Is this a general algorithmic question, or are you asking for a specific (language-based) implementation?

For question #1, simply sort each array in O(nlog(n)) and then compare the arrays in O(n).

If the range of input values is not significantly large, then you can use a direct hash table instead and perform the sorting phase in O(n), thus reducing the overall complexity from O(nlog(n)) to O(n).

In Java, you can achieve this using a HashMap instance.

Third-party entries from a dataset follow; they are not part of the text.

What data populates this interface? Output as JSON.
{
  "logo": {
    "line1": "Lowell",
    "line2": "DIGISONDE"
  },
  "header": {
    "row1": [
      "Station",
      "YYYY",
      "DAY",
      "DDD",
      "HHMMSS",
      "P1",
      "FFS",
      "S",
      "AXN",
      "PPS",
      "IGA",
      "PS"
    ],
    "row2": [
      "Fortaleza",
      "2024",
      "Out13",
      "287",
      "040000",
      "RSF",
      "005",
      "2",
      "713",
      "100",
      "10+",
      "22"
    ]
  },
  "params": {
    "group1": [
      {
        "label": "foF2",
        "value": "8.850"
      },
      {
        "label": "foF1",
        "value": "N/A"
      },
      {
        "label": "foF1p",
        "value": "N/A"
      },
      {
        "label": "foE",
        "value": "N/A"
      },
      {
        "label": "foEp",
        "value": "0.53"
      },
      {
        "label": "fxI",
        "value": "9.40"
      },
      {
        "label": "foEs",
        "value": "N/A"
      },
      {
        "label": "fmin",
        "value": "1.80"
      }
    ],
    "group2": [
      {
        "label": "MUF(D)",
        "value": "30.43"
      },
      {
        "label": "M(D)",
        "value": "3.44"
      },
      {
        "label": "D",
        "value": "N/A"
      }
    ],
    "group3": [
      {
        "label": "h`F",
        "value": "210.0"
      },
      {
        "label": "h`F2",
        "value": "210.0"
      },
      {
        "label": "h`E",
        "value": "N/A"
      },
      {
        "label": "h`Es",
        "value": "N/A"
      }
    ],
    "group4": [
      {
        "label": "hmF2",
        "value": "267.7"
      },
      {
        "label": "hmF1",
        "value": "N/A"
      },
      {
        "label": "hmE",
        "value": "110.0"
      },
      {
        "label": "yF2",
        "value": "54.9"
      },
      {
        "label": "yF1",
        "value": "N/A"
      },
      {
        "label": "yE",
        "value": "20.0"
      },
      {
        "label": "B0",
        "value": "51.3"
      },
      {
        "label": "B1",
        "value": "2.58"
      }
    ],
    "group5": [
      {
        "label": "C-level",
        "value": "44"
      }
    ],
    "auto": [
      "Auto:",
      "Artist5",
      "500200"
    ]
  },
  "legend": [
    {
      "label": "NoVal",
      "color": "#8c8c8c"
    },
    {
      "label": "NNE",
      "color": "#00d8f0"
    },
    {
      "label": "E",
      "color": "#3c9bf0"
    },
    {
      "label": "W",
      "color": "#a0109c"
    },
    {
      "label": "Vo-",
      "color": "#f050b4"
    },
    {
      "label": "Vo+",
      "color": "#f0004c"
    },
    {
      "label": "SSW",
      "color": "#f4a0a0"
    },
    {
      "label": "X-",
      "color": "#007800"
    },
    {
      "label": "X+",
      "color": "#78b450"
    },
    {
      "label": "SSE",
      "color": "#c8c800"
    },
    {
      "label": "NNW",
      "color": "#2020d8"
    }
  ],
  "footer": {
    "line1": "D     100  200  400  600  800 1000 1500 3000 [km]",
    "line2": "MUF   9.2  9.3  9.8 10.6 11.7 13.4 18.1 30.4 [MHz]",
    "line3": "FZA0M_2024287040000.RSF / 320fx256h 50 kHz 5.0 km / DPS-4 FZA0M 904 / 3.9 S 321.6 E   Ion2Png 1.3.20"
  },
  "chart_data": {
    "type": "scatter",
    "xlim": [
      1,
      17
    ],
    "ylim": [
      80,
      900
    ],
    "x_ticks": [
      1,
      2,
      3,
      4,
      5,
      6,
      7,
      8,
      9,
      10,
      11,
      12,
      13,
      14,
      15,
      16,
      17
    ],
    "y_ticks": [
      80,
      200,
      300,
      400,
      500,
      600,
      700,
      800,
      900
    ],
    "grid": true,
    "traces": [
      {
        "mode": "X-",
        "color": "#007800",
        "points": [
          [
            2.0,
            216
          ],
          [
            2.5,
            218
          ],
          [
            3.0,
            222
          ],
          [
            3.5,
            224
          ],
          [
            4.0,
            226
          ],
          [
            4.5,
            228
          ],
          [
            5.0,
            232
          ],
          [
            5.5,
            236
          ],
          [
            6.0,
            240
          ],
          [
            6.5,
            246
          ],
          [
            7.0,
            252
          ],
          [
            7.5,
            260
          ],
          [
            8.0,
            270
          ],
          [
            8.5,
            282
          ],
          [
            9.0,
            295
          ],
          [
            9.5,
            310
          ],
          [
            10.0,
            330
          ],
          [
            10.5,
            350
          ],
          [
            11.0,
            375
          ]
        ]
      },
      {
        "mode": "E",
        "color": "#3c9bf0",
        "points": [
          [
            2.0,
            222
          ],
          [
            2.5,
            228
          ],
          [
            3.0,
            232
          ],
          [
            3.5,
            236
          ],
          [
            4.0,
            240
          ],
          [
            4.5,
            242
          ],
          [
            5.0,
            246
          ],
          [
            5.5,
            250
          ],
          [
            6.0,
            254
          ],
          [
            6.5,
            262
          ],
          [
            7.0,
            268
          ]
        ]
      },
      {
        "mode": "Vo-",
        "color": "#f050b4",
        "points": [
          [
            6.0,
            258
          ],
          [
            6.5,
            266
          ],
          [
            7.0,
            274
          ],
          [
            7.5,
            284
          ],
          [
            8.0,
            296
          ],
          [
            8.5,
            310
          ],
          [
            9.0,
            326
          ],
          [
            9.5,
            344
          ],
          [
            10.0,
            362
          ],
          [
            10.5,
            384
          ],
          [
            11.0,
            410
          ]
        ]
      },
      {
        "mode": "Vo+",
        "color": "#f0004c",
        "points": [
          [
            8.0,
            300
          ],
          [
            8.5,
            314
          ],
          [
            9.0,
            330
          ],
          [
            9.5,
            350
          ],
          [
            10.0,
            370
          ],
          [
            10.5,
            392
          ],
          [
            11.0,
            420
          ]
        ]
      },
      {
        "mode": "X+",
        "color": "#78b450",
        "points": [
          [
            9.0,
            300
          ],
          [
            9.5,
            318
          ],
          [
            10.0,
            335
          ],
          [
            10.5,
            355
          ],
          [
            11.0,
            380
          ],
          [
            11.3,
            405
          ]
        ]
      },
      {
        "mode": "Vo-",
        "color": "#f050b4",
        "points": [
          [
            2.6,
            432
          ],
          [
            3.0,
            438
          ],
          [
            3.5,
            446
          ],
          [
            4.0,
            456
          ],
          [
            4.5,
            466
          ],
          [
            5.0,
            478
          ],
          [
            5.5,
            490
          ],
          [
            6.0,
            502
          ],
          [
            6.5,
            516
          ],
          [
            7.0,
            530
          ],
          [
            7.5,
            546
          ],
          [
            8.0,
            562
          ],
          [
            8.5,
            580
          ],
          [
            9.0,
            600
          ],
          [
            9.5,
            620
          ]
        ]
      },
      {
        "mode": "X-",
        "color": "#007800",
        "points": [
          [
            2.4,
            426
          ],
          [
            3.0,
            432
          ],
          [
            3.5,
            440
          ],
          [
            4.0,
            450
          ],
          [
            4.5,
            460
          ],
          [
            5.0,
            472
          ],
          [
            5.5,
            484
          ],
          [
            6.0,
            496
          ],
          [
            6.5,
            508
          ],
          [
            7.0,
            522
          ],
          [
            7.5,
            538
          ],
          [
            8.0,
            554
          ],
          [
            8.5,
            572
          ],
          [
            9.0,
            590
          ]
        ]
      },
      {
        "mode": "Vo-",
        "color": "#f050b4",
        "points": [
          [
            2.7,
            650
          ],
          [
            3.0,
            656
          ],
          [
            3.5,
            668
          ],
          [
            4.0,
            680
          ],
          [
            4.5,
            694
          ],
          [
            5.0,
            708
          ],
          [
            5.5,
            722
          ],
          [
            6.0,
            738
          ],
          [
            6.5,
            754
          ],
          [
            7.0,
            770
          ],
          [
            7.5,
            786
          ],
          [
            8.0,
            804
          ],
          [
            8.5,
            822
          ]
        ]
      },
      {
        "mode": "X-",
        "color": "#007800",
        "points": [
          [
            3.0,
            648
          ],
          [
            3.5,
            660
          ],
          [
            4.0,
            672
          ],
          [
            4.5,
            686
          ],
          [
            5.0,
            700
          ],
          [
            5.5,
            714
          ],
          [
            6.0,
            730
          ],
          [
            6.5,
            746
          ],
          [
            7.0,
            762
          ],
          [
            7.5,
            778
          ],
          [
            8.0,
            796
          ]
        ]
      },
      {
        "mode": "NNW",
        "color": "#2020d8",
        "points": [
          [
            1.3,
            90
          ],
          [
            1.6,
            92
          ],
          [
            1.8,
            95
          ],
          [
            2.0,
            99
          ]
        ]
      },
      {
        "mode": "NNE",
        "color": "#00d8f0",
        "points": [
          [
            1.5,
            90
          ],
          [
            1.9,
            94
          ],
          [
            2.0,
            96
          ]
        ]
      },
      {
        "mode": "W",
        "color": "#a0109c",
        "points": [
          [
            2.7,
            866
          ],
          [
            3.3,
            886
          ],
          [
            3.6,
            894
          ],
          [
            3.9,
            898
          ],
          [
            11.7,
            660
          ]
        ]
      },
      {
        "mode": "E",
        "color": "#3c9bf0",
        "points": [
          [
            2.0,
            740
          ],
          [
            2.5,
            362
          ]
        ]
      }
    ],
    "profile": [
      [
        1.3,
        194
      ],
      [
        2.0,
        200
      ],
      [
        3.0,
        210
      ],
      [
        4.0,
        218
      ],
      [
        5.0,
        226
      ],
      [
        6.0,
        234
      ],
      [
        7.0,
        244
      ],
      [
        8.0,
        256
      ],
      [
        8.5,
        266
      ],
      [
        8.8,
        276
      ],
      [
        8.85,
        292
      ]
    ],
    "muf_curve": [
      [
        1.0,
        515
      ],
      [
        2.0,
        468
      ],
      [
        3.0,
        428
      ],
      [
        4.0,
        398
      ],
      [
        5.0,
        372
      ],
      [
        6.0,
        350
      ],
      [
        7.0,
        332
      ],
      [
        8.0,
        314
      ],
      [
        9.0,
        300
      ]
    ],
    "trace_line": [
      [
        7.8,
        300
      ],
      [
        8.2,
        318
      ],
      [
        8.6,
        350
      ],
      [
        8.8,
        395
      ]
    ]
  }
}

I'm not sure about the internal implementation of this class, but it might achieve the same performance even for a large range of input values.


For question #2, since there are no repetitive elements, the total number of permutations is n!.

You can calculate the permutation-ID of each array within the entire group of permutations, and then use the pair of IDs that you have calculated in order to uniquely identify the mapping between the two arrays.

For example, suppose that A = {3,2,1,4} and B = {4,1,3,2}.

The total number of permutations is 24, so each permutation can be mapped to an ID between 0 and 23:

1,2,3,4 ==>  0
1,2,4,3 ==>  1
1,3,2,4 ==>  2
1,3,4,2 ==>  3
1,4,2,3 ==>  4
1,4,3,2 ==>  5
2,1,3,4 ==>  6
2,1,4,3 ==>  7
2,3,1,4 ==>  8
2,3,4,1 ==>  9
2,4,1,3 ==> 10
2,4,3,1 ==> 11
3,1,2,4 ==> 12
3,1,4,2 ==> 13
3,2,1,4 ==> 14
3,2,4,1 ==> 15
3,4,1,2 ==> 16
3,4,2,1 ==> 17
4,1,2,3 ==> 18
4,1,3,2 ==> 19
4,2,1,3 ==> 20
4,2,3,1 ==> 21
4,3,1,2 ==> 22
4,3,2,1 ==> 23
  • Array A is mapped to ID 14
  • Array B is mapped to ID 19
  • The mapping f(A,B) = (14,19)

If you want this function to yield a single value, then you can use n!*id1+id2 instead of id1,id2.


Alternatively, you can define the mapping function f(A,B) to return an array of index-changes.

For example, suppose that A = {3,2,1,4} and B = {4,1,3,2}.

  • The element at index 0 moves to index 2, so the index-change is +2
  • The element at index 1 moves to index 3, so the index-change is +2
  • The element at index 2 moves to index 1, so the index-change is -1
  • The element at index 3 moves to index 0, so the index-change is -3

Hence, f({3,2,1,4},{4,1,3,2}) should return the array {2,2,-1,-3}.